[Appellant], wonende te [woonplaats] (hierna: appellant),
tegen de uitspraak van de rechtbank Maastricht van 10 juli 2008, 07/1244,
(de aangevallen uitspraak)
de Raad van bestuur van het Uitvoeringsinstituut werknemersverzekeringen
(hierna: Uwv).
Datum uitspraak: 20 november 2009
Appellant liet hoger beroep instellen.
Het onderzoek ter zitting vond plaats op 9 oktober 2009. Appellant liet zich bijstaan door mr. M.J.A.M. Tonnaer, advocaat te Geleen. Het Uwv verscheen niet.
1. Het beroep richt zich tegen het ter uitvoering van de Wet op de arbeidsongeschiktheidsverzekering (WAO) op 29 juni 2007 door het Uwv bekend gemaakte besluit. Hierbij handhaaft het Uwv zijn besluit van 9 januari 2007, waarbij hij weigert terug te komen van het besluit van 3 juni 1980. Dat laatste besluit strekt tot het buiten aanmerking laten van appellants arbeidsongeschiktheid, omdat hij geen gevolg gaf aan oproepingen voor het spreekuur van de verzekeringsarts.
2. De rechtbank verklaarde het beroep ongegrond.
3.1. De Raad gaat uit van de volgende feiten.
3.2. Appellant woonde destijds in [woonplaats]. Van die gemeente kreeg hij een uitkering op grond van de Wet Werkloosheidsvoorziening. Vanuit die situatie meldde hij zich arbeidsongeschikt.
3.3. De verzekeringsarts riep appellant in april en mei 1980 vier keer op voor zijn spreekuur. Appellant verscheen niet.
3.4. In de loop van 1980 verhuisde appellant naar Duitsland. Het meldingsformulier van 11 mei 1981 vermeldt als appellants verklaring voor het niet verschijnen op het spreekuur dat hij naar Duitsland was verhuisd en de oproepingen niet ontving, ondanks zijn verzoek aan het postkantoor om zijn post naar zijn Duitse adres door te sturen.
3.5. Op 6 april 2005 verzocht appellant aan het Uwv om “herziening van een eerdere beslissing”, ondersteund door enkele (para-)medische verklaringen. Op 5 januari 2007 lichtte appellant toe dat hij de oproepingen voor het spreekuur niet ontving, vermoedelijk vanwege zijn verhuizing naar Duitsland. Zijn verhuizing gaf hij aan de gemeente [woonplaats] door en (telefonisch) aan de rechtsvoorganger van het Uwv.

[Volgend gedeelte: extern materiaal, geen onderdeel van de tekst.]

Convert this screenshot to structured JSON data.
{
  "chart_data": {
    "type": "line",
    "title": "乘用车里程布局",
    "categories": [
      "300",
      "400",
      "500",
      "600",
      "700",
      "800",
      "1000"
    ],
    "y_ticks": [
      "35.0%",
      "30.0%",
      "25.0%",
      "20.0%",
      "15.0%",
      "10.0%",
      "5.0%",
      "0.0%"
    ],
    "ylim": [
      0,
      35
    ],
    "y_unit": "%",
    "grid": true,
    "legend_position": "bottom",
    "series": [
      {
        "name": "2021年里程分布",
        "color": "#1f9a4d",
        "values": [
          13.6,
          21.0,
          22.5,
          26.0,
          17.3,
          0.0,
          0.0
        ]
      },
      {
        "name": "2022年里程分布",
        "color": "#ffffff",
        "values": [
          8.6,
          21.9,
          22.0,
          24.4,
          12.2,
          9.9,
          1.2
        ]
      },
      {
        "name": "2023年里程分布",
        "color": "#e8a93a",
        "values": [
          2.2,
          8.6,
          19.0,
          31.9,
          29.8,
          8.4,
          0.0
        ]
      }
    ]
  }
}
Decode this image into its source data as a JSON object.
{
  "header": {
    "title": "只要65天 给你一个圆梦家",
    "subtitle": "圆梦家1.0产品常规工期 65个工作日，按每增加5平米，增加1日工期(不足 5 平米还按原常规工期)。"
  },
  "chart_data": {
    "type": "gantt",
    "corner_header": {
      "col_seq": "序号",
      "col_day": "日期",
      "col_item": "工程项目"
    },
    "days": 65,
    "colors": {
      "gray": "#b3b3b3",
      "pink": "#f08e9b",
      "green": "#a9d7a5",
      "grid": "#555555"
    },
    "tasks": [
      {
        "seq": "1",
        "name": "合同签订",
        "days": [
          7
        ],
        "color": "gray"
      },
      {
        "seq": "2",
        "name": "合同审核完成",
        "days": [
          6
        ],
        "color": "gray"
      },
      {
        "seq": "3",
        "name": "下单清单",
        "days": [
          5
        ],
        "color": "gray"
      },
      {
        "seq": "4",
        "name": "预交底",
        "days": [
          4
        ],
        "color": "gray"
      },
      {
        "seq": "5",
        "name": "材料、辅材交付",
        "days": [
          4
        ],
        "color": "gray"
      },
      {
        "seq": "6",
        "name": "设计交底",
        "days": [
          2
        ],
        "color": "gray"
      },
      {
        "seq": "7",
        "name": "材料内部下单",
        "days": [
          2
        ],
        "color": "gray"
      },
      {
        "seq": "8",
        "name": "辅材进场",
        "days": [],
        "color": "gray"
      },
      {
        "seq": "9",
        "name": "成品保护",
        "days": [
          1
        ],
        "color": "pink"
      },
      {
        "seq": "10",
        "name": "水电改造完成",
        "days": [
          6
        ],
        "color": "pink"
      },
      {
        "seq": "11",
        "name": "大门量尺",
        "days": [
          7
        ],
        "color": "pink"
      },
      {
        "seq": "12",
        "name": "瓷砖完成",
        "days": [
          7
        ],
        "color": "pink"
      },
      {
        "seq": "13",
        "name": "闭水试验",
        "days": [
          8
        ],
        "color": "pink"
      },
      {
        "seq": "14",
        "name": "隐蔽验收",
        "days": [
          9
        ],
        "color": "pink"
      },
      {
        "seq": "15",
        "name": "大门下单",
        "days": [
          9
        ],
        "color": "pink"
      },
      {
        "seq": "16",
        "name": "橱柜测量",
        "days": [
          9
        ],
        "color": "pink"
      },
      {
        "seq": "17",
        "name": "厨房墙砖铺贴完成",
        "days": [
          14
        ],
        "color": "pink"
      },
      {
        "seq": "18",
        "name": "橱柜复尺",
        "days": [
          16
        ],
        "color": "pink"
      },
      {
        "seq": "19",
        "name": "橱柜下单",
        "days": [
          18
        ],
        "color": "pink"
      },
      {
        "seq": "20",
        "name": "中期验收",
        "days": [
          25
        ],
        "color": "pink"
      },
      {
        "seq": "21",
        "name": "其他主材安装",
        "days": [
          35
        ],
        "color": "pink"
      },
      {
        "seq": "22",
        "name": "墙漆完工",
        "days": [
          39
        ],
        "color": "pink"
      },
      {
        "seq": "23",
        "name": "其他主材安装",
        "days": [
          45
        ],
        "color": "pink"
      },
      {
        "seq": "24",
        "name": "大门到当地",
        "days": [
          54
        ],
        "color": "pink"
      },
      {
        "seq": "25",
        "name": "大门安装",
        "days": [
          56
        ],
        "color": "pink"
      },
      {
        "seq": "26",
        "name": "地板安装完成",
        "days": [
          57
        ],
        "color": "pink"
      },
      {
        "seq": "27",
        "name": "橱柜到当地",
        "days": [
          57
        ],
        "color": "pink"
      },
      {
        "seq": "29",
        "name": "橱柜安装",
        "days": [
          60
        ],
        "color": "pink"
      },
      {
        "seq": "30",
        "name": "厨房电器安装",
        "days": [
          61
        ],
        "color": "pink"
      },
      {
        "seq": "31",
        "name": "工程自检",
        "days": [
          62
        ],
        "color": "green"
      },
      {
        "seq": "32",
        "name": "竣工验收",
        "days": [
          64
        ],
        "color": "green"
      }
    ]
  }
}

4.1. In hoger beroep herhaalt appellant zijn stelling dat hem geen verwijt treft dat hij niet op het spreekuur van de verzekeringsarts verscheen.
4.2. De door hem bij zijn herzieningsverzoek gevoegde (para-)medische informatie toont volgens appellant aan dat hij lichamelijke beperkingen heeft, die vroeger niet bekend waren en moeten leiden tot een ander oordeel “dan in het besluit van 7 oktober 2004”.
4.3. Verder stelt appellant dat het besluit van 3 juni 1980 “hem niet in een eerder stadium kenbaar was”.
5.1. De Raad overweegt het volgende.
5.2. Appellant verzocht om terug te komen van het besluit van 3 juni 1980. Het besluit van 7 oktober 2004, waarbij het Uwv de toekenning van een WAO-uitkering aan appellant weigerde, omdat hij op 2 juni 2004 niet verzekerd was, is voor de beoordeling van dat verzoek van geen belang.
5.3.1. De rechtbank heeft vastgesteld dat het besluit van 3 juni 1980 “in een eerder stadium” aan appellant bekend was. Met de stelling onder 4.3 keert appellant zich tegen dat oordeel.
5.3.2. Uit het meldingsformulier van 11 mei 1981 blijkt dat appellant in elk geval voor die datum met het afwijzend besluit van 3 juni 1980 bekend was en de Raad gaat er van uit dat hij (ook toen) geen rechtsmiddel hiertegen aanwendde.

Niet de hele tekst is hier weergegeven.